West of Helena, the Prickly Pear Land Trust is working with The Conservation Fund to purchase 421 acres known as the “Four Kids” property. It’s on the south side of Highway 12, just beyond the Broadwater Club and Hot Springs, and abuts Helena National Forest land.

Orsello said it starts out as a small canyon, but opens into meadows that provide space for elk to winter and calve, with multiple springs on it. It also provides good access to public lands.

He noted that the trusts that want to purchase the property to give to the Forest Service requested $350,000, but after weighing the available funding and other projects, the CAB recommended giving the groups a $249,000 grant.
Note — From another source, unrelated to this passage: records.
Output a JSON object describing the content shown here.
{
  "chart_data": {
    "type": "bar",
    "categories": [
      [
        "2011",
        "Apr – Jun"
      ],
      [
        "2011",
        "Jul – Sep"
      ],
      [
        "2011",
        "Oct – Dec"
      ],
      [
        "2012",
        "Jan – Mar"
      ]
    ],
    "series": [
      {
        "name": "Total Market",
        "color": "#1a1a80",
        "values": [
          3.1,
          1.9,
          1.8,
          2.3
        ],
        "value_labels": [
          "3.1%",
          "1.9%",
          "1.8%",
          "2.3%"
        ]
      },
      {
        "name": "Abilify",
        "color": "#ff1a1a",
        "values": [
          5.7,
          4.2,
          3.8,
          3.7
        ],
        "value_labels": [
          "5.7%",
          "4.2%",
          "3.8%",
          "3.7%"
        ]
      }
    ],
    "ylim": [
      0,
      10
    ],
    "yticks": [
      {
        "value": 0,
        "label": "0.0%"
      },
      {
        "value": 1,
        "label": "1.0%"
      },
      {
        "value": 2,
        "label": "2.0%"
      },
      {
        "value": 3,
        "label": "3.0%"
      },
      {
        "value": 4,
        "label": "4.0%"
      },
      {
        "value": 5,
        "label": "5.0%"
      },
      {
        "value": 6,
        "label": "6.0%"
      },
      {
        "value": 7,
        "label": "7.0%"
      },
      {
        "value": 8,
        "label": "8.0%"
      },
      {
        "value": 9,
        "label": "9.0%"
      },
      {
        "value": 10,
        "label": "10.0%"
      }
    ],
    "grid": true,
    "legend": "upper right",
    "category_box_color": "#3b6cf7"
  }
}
The total purchase price is expected to be in the $1.5 million to $2 million range.

“We need to get more money from other sources too for this purchase, or obviously it may or may not go forward,” Baur said, adding that they might try to tap into the recently passed $10 million Lewis and Clark County open space bond.

Acquisition of 11 parcels totaling 256 acres near the top of Mount Ascension is an ongoing project, with nine lots having been purchased and five of those already turned over to the city of Helena for trails and open space. Baur proudly notes that the lots’ appraised value was $2 million, but by working with the landowners they hope to acquire the land for about $1.5 million.

“We still need to raise around $400,000, plus another $275,000 to acquire two additional lots to finish it off,” Baur said. “People have been generous in the past to help us reach our goal.”

Orsello noted that the land already contains a heavily used trail system, and also is home to deer and elk herds. At one time, a major subdivision was proposed for the area, but it never was developed.

“The Prickly Pear Land Trust has a long-term goal of retiring those properties and putting them back to (being) public lands,” Orsello said.

However, while the group requested a $200,000 grant, Orsello said the CAB recommended funding only $39,000 at this time, again due to limited funding.

He noted that the Silos project didn’t score high on the CAB’s rating system, especially based on the high appraised value of the property because it abuts Highway 12. But the land holds year-round warm springs for migrating waterfowl as well as for deer, elk and antelope that roam in the area. Orsello added that it also is a valuable travel corridor for wildlife, which is why the board agreed to put $50,000 toward the property.

Other projects in Montana that received funding approval include:

- $100,000 for a conservation easement on the Dugas Farm along the Missouri River near Ulm.

- $35,000 a conservation easement that will allow public access in the Hall/Camas Creek area near the Blackfoot River.

- $50,000 for acquiring the Wolf Creek property near Lewistown, which is private land among a state wildlife management area and a former pheasant hunting preserve.

- $50,000 to expand the Red Rock Lakes National Wildlife Refuge.

- $40,000 to acquire land as part of a trail system near Kalispell.

- $65,000 for conservation easements near Dillon, on a ranch that Orsello described as “one of the highest scoring” for public access, wildlife values and recreational opportunity.